Un grand média national qui s’intéresse à la ville de Béziers sans se préoccuper des dernières inepties de son premier magistrat est une information suffisamment importante pour être remarquée. Mardi 29 avril était diffusée sur France Inter l’émission Carnets de Campagne, qui s’intéressait au très beau projet d’atelier cuisine de la Cimade : Cuisine d’Ailleurs. L’interview de Nadja Keller, salariée du projet, permettait de raconter à la France entière ce que de nombreux biterrois connaissent déjà : la possibilité pour des personnes étrangères de partager leur savoir-faire et créer de la convivialité dans une ville qui en a vraiment besoin : « pour nous, c’est vital » a expliqué Nadja. Cette interview fut importante à plus d’un titre.

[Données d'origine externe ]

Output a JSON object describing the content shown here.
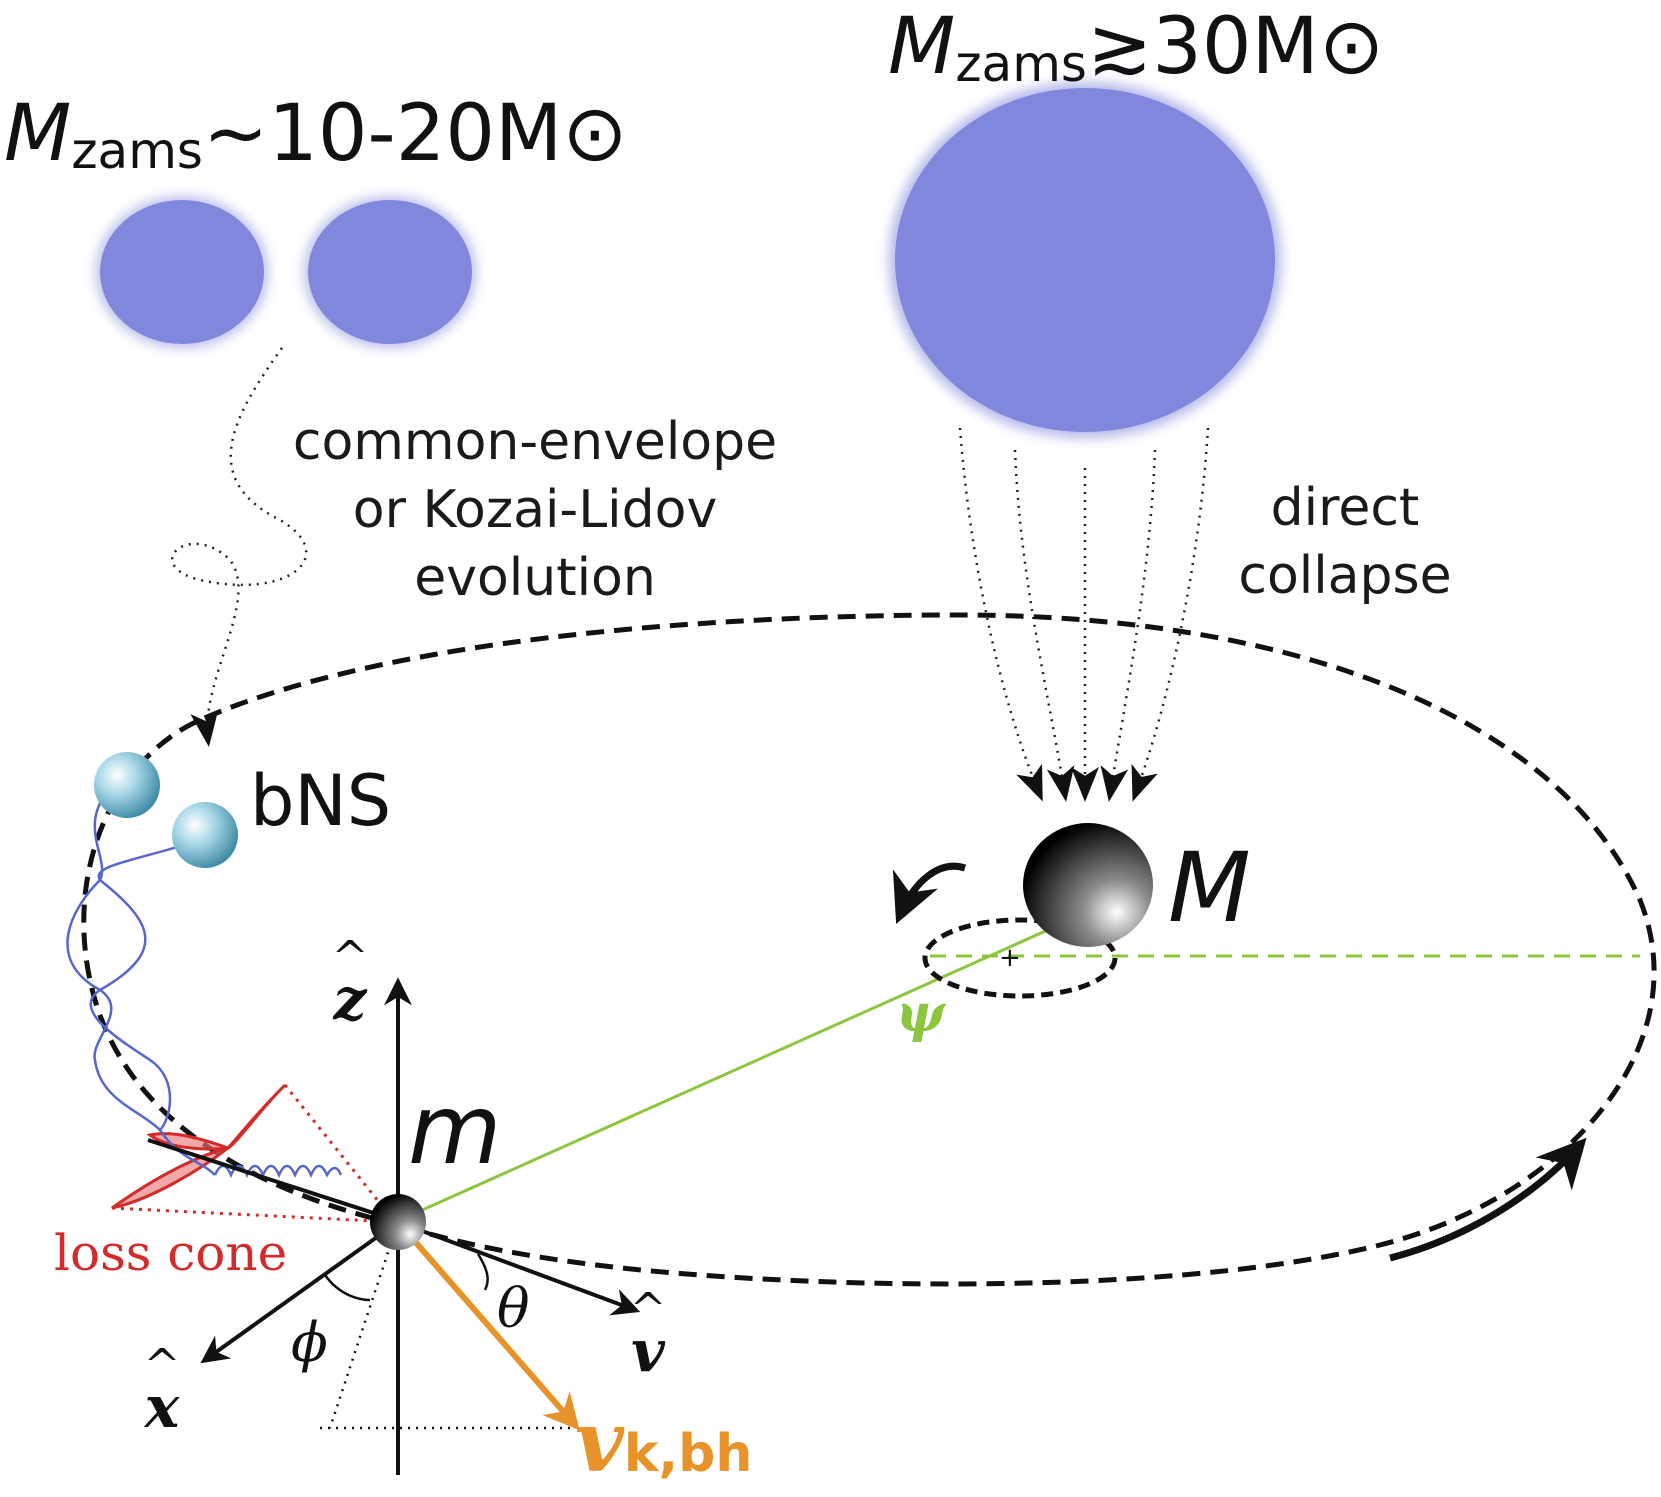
{
  "top_left_label": {
    "symbol": "M",
    "subscript": "zams",
    "relation": "~10-20M",
    "sun_symbol": "⊙"
  },
  "top_right_label": {
    "symbol": "M",
    "subscript": "zams",
    "relation": "≳30M",
    "sun_symbol": "⊙"
  },
  "channel_left": {
    "lines": [
      "common-envelope",
      "or Kozai-Lidov",
      "evolution"
    ]
  },
  "channel_right": {
    "lines": [
      "direct",
      "collapse"
    ]
  },
  "binary_label": "bNS",
  "big_mass_label": "M",
  "small_mass_label": "m",
  "loss_cone_label": "loss cone",
  "angle_psi": "ψ",
  "angle_theta": "θ",
  "angle_phi": "ϕ",
  "axis_z": "z",
  "axis_x": "x",
  "axis_v": "v",
  "hat_symbol": "^",
  "kick_velocity": {
    "symbol": "v",
    "subscript": "k,bh"
  },
  "colors": {
    "star": "#8087dc",
    "green": "#8cc63f",
    "orange": "#e8932a",
    "red": "#d42a2a",
    "wave": "#5566cc",
    "ns": "#8ec8dc"
  }
}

Premièrement, et c’est l’essentiel, elle a permis de présenter comment on pouvait, par l’expérience, la pratique, bref par l’exemple vécu, proposer une alternative concrète aux discours racistes et xénophobes qui se répandent partout : venez manger avec nous et vous ferez l’expérience que les cuisinières/cuisiniers sont des gens ordinaires mais uniques, comme nous tous. La rencontre transforme. Comme l’a très bien expliqué Nadja, pour construire un autre discours, « il faut rendre visible une autre réalité. » Ensuite, Nadja nous a donné le mode d’emploi pour que la recette de la compréhension réciproque réussisse. C’est finalement assez simple : si vous faites des choses concrètes avec d’autres, vous vous apercevez que le langage n’est pas fondamental, mais que c’est l’expérience partagée qui permet de s’accepter les uns les autres… « Comme on est dans le faire, on est dans des choses très concrètes on n’a pas forcément besoin des mots pour se comprendre, c’est cela qui est magique… » nous dit Nadja. Je retiens aussi la possibilité offerte pour les personnes qui participent à ce projet de se délester du poids de leur existence. Beaucoup d’entre elles, exilées, précarisées, humiliées, sont contraintes de légitimer leurs souffrances pour avoir le droit d’être en France. L’atelier cuisine leur rend une dignité perdue et leur permet de redevenir les personnes qu’elles sont, à l’image de Ruzha, qui depuis quelle vient « travailler » à l’atelier cuisine s’est transformée. Enfin, Nadja nous a expliqué que l’atelier intervient dans les collèges et lycées, a créé une exposition qui peut être installée sur demande, bref l’atelier se développe et porte de nouveaux projets.

S’il paraît incongru de présenter un projet aussi simple, faire de la cuisine ensemble, comme une alternative au monde qui vient, c’est parce que les résistances commencent par cela : on se met autour d’une table et on discute. Ensuite on s’aperçoit que des personnes bien nourries et joyeuses qui ont envie de se revoir représentent une force incroyable. Enfin, on finit par construire la ville de demain.